Expressions are used to extract text from the input stream, manipulate it and add it as part of a template so that it becomes part of the output XML result tree. Some expressions are constants, variables, types and conversions, operators, functions calls, and grouping and prededence.

In addition the are predefined variables such as FS field separator, regular expressions are used to match text strings, patterns, functions and associative arrays.

Thus there has been described a text to XML transformer that is easy to use and allows the programmer to inexpensively develop a transformer and can quickly generate the required transformer.

The methods described herein can be implemented as computer-readable instructions stored on a computer-readable storage medium that when executed by a computer will perform the methods described herein.

While the invention has been described in conjunction with specific embodiments thereof, it is evident that many alterations, modifications, and variations will be apparent to those skilled in the art in light of the foregoing description. For instances, other self describing languages other than XML may be used.

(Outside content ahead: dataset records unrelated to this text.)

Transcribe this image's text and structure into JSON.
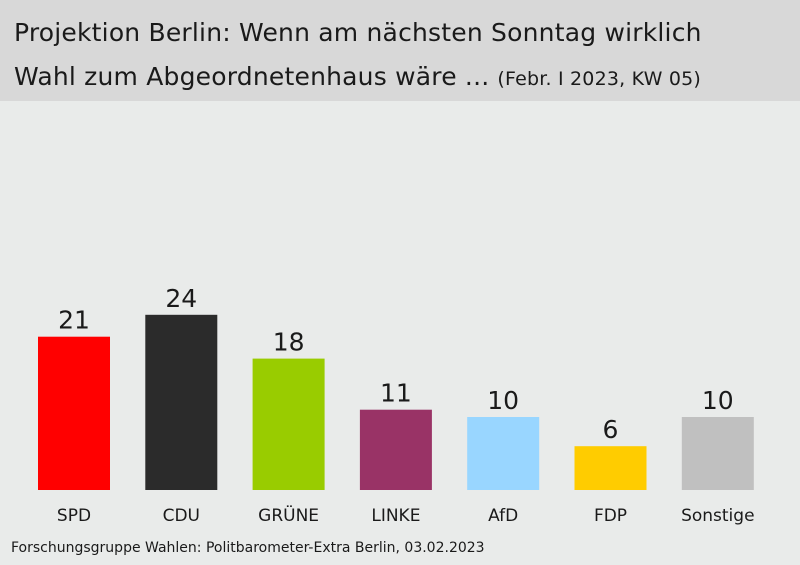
{
  "header": {
    "title_line1": "Projektion Berlin: Wenn am nächsten Sonntag wirklich",
    "title_line2": "Wahl zum Abgeordnetenhaus wäre ...",
    "subtitle": "(Febr. I 2023, KW 05)"
  },
  "source": "Forschungsgruppe Wahlen: Politbarometer-Extra Berlin, 03.02.2023",
  "chart_data": {
    "type": "bar",
    "title": "Projektion Berlin: Wenn am nächsten Sonntag wirklich Wahl zum Abgeordnetenhaus wäre ...",
    "subtitle": "(Febr. I 2023, KW 05)",
    "categories": [
      "SPD",
      "CDU",
      "GRÜNE",
      "LINKE",
      "AfD",
      "FDP",
      "Sonstige"
    ],
    "values": [
      21,
      24,
      18,
      11,
      10,
      6,
      10
    ],
    "colors": [
      "#ff0000",
      "#2b2b2b",
      "#99cc00",
      "#993366",
      "#99d6ff",
      "#ffcc00",
      "#c0c0c0"
    ],
    "xlabel": "",
    "ylabel": "",
    "grid": false,
    "legend": "none"
  }
}
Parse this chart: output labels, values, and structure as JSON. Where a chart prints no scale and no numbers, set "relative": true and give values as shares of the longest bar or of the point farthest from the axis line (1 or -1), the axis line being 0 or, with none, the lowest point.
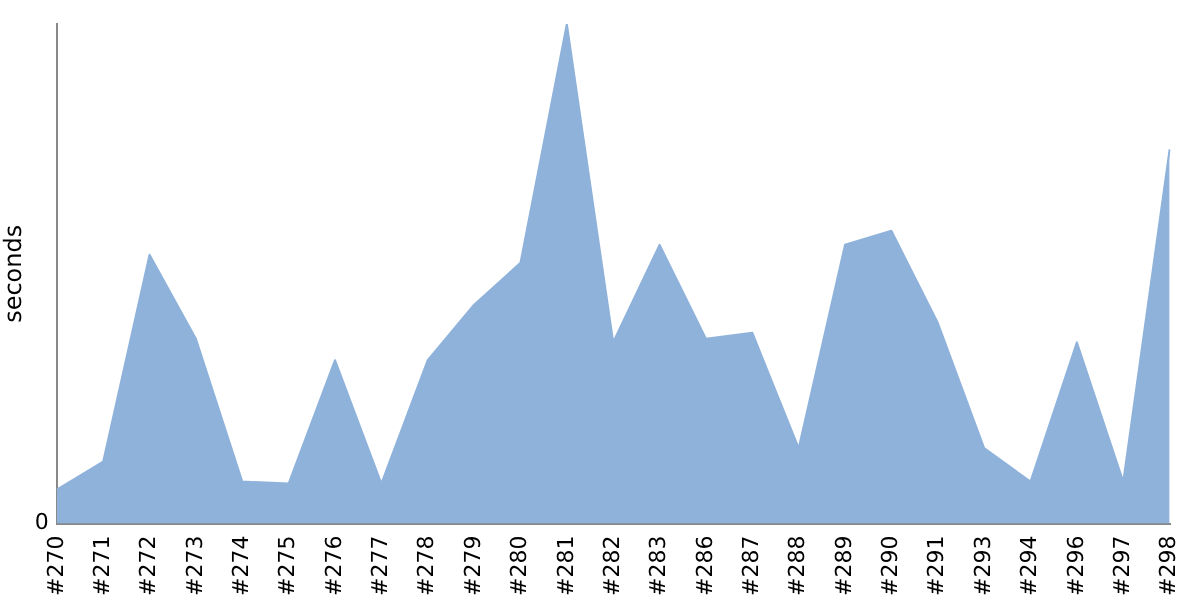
{
  "chart_data": {
    "type": "area",
    "ylabel": "seconds",
    "relative": true,
    "annotations": [
      "0"
    ],
    "grid": false,
    "legend": false,
    "marker": "none",
    "categories": [
      "#270",
      "#271",
      "#272",
      "#273",
      "#274",
      "#275",
      "#276",
      "#277",
      "#278",
      "#279",
      "#280",
      "#281",
      "#282",
      "#283",
      "#286",
      "#287",
      "#288",
      "#289",
      "#290",
      "#291",
      "#293",
      "#294",
      "#296",
      "#297",
      "#298"
    ],
    "series": [
      {
        "color": "#8fb2db",
        "values": [
          0.068,
          0.124,
          0.538,
          0.37,
          0.084,
          0.08,
          0.327,
          0.08,
          0.327,
          0.438,
          0.522,
          1,
          0.363,
          0.558,
          0.37,
          0.382,
          0.151,
          0.558,
          0.586,
          0.402,
          0.151,
          0.084,
          0.363,
          0.084,
          0.749
        ]
      }
    ]
  }
}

Accordingly, it is intended to embrace all such alterations, modifications, and variations in the appended claims.

Claims

1. A text to XML transformer, comprising:

a transformer program having a plurality of executable statements; and

a processor for executing the transformer program and converting an input text document into an XML document wherein the XML document does not contain every element that was in the input text.

2. The transformer of claim 1, wherein the text document is a structured text document.

3. The transformer of claim 1, wherein the text document is a semi-structured text document.

4. The transformer of claim 1, wherein the input text document has at least two formats.

5. The transformer of claim 4, wherein the text to XML commands include a field separator command that defines a field separator in the text document.

6. The transformer of claim 5, wherein the field separator is a comma.

7. The transformer of claim 5, wherein the field separator is a regular expression.

8. The transformer of claim 4, wherein the text to XML commands include a match command that requires a field in the input text document to match a character string or a record is skipped.

9. The transformer of claim 4, wherein the text to XML commands include a tree hierarchy command.

10. The transformer of claim 1, wherein the input text document is a streaming text.

11. The transformer of claim 1, wherein the XML document is a streaming XML.

12. The transformer of claim 1, further including a wizard that has a number of queries that are used to defined the transformer program.

13. The transformer of claim 1, wherein the input text document is from a legacy system and an output is to an XML system.

14. A process for converting text to XML, comprising the steps of:

a) defining a transformer program having a plurality of executable statements, wherein one of the plurality of executable statements contains a command that matches a regular expression and takes an action;

b) receiving a text stream;

c) executing the transformer program to convert the text stream into an XML stream.

15. The process of claim 14, wherein the step (a) further includes the step of:

a1) selecting a text to XML wizard.

16. The process of claim 14, wherein step (a) further includes the steps of:

a1) selecting a field separator command that defines a field separator in the text stream.

17. The process of claim 16, wherein step (a1) further includes the steps of:

i) defining the field separator as a regular expression.

18. The process of claim 14, wherein step (b) further includes the steps of:

b1) receiving the text stream having two or more formats.

19. A text to XML transformer, comprising:

a wizard for creating a transformer document;

the transformer document having a plurality of statements formed by a text to XML computer language; and

a processor for executing the transformer document and converting an input text document into an XML document.

20. The transformer of claim 19, wherein the text to XML computer language includes a section command to define a section.

21. The transformer of claim 21, wherein the section command uses a regular expression match to define the section.